While 3D human pose and mesh reconstruction from a single image is a trending area of research because of its applications for human-computer interactions, it is also a very challenging process due to the complex body articulation.
The current progress tools include transformers and graph convolutional neural networks in human mesh reconstruction. Transformer-based approaches are more effective in modeling nonlocal interactions among 3D mesh vertices and body joints. In contrast, GCNNs are good at exploiting neighborhood vertex interactions based on a pre-specified mesh topology.
Researchers from Microsoft introduced a graph-convolution-reinforced transformer, named Mesh Graphormer, for reconstructing human pose and mesh from a single image. The researchers inject graph convolutions into transformer blocks to improve the local interactions among neighboring vertices and joints. The proposed Graphormer is free to join and attend all image grid features to leverage the strength of graph convolutions. Therefore, Graphormer and image grid features are utilized and enforced to improve human pose and mesh reconstruction performance.

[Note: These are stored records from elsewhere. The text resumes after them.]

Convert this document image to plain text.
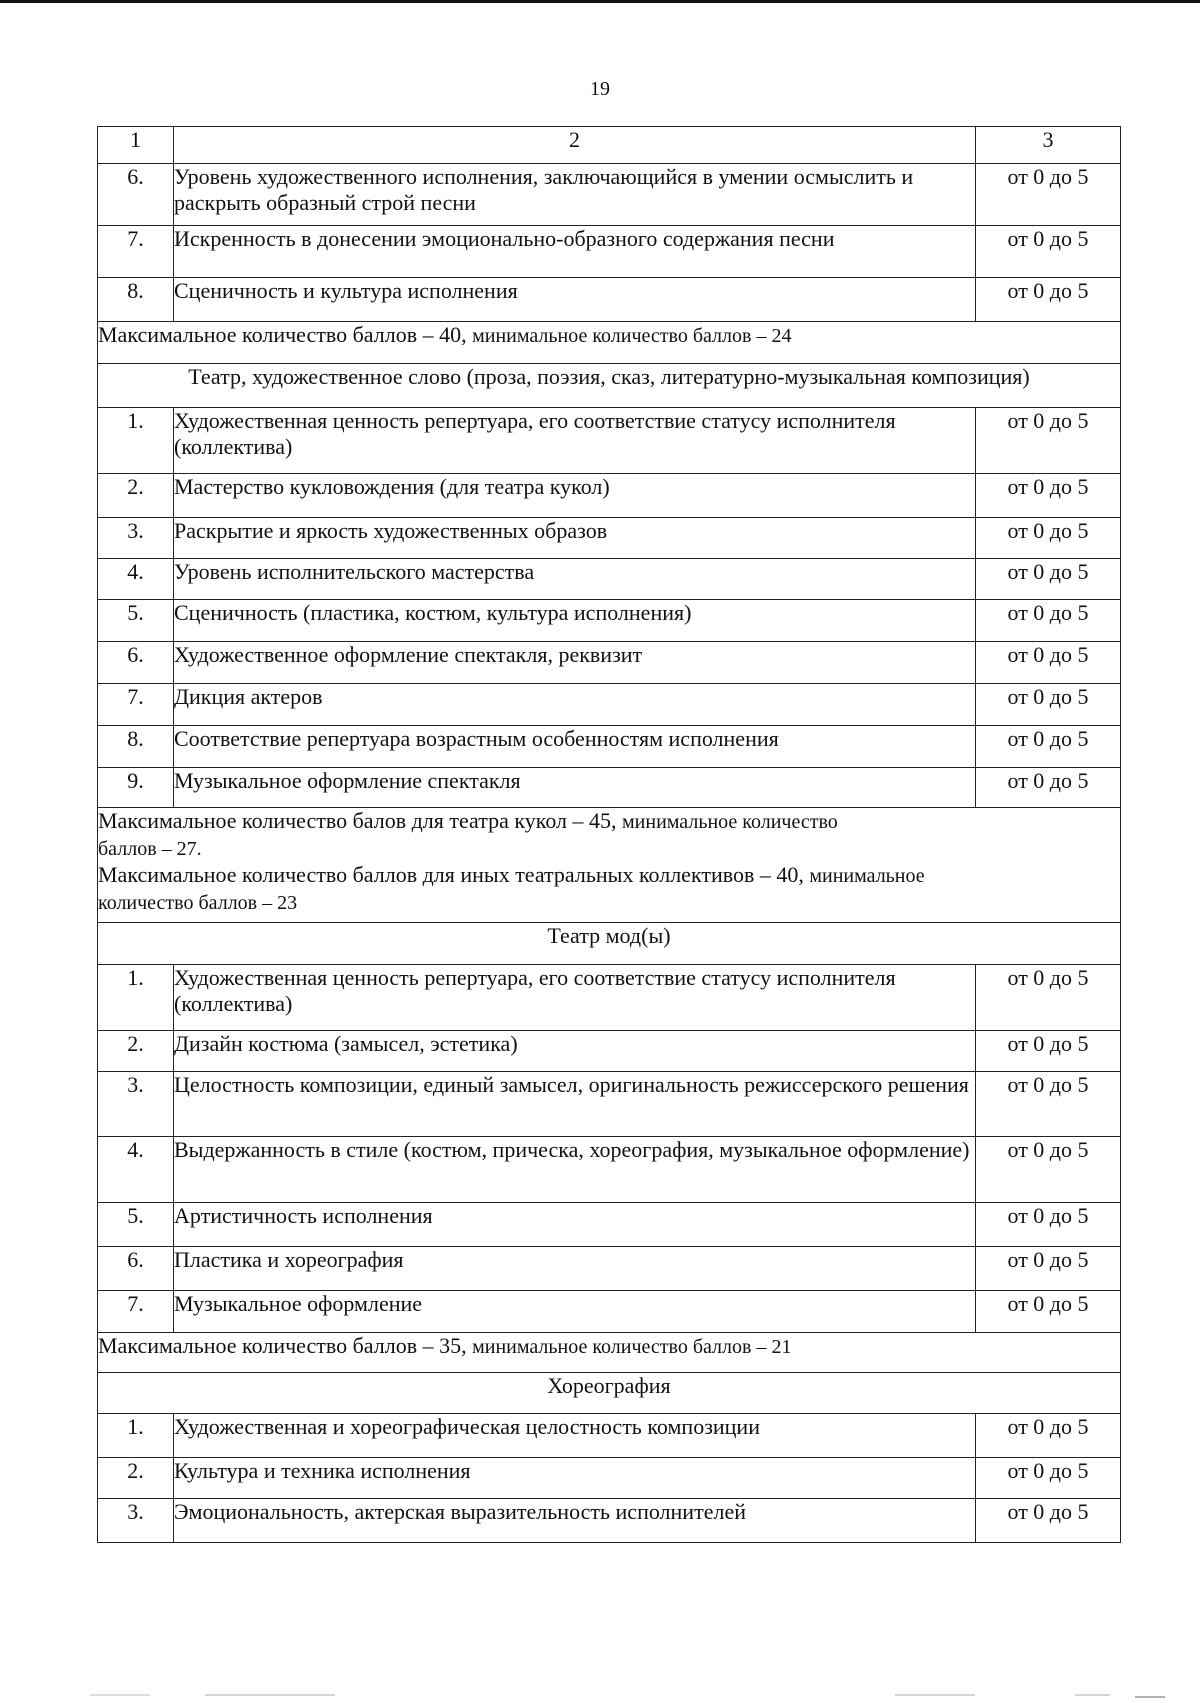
19
1	2	3
6.	Уровень художественного исполнения, заключающийся в умении осмыслить и раскрыть образный строй песни	от 0 до 5
7.	Искренность в донесении эмоционально-образного содержания песни	от 0 до 5
8.	Сценичность и культура исполнения	от 0 до 5

Максимальное количество баллов – 40, минимальное количество баллов – 24		

Театр, художественное слово (проза, поэзия, сказ, литературно-музыкальная композиция)		
1.	Художественная ценность репертуара, его соответствие статусу исполнителя (коллектива)	от 0 до 5
2.	Мастерство кукловождения (для театра кукол)	от 0 до 5
3.	Раскрытие и яркость художественных образов	от 0 до 5
4.	Уровень исполнительского мастерства	от 0 до 5
5.	Сценичность (пластика, костюм, культура исполнения)	от 0 до 5
6.	Художественное оформление спектакля, реквизит	от 0 до 5
7.	Дикция актеров	от 0 до 5
8.	Соответствие репертуара возрастным особенностям исполнения	от 0 до 5
9.	Музыкальное оформление спектакля	от 0 до 5

Максимальное количество балов для театра кукол – 45, минимальное количество
баллов – 27.
Максимальное количество баллов для иных театральных коллективов – 40, минимальное
количество баллов – 23		

Театр мод(ы)		
1.	Художественная ценность репертуара, его соответствие статусу исполнителя (коллектива)	от 0 до 5
2.	Дизайн костюма (замысел, эстетика)	от 0 до 5
3.	Целостность композиции, единый замысел, оригинальность режиссерского решения	от 0 до 5
4.	Выдержанность в стиле (костюм, прическа, хореография, музыкальное оформление)	от 0 до 5
5.	Артистичность исполнения	от 0 до 5
6.	Пластика и хореография	от 0 до 5
7.	Музыкальное оформление	от 0 до 5

Максимальное количество баллов – 35, минимальное количество баллов – 21		

Хореография		
1.	Художественная и хореографическая целостность композиции	от 0 до 5
2.	Культура и техника исполнения	от 0 до 5
3.	Эмоциональность, актерская выразительность исполнителей	от 0 до 5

The researchers introduce Mesh Graphormer, a graph-convolution reinforced transformer that models local and global interactions for 3D human pose reconstruction. With Mesh Graphormer, the joint and mesh vertices are free to finely tune their coordinate prediction in order for 3D coordinates with accuracy. Mesh Graphormer is a new technology that outperforms previous state-of-the-art methods on Human3.6M, 3DPW, and FreiHAND datasets.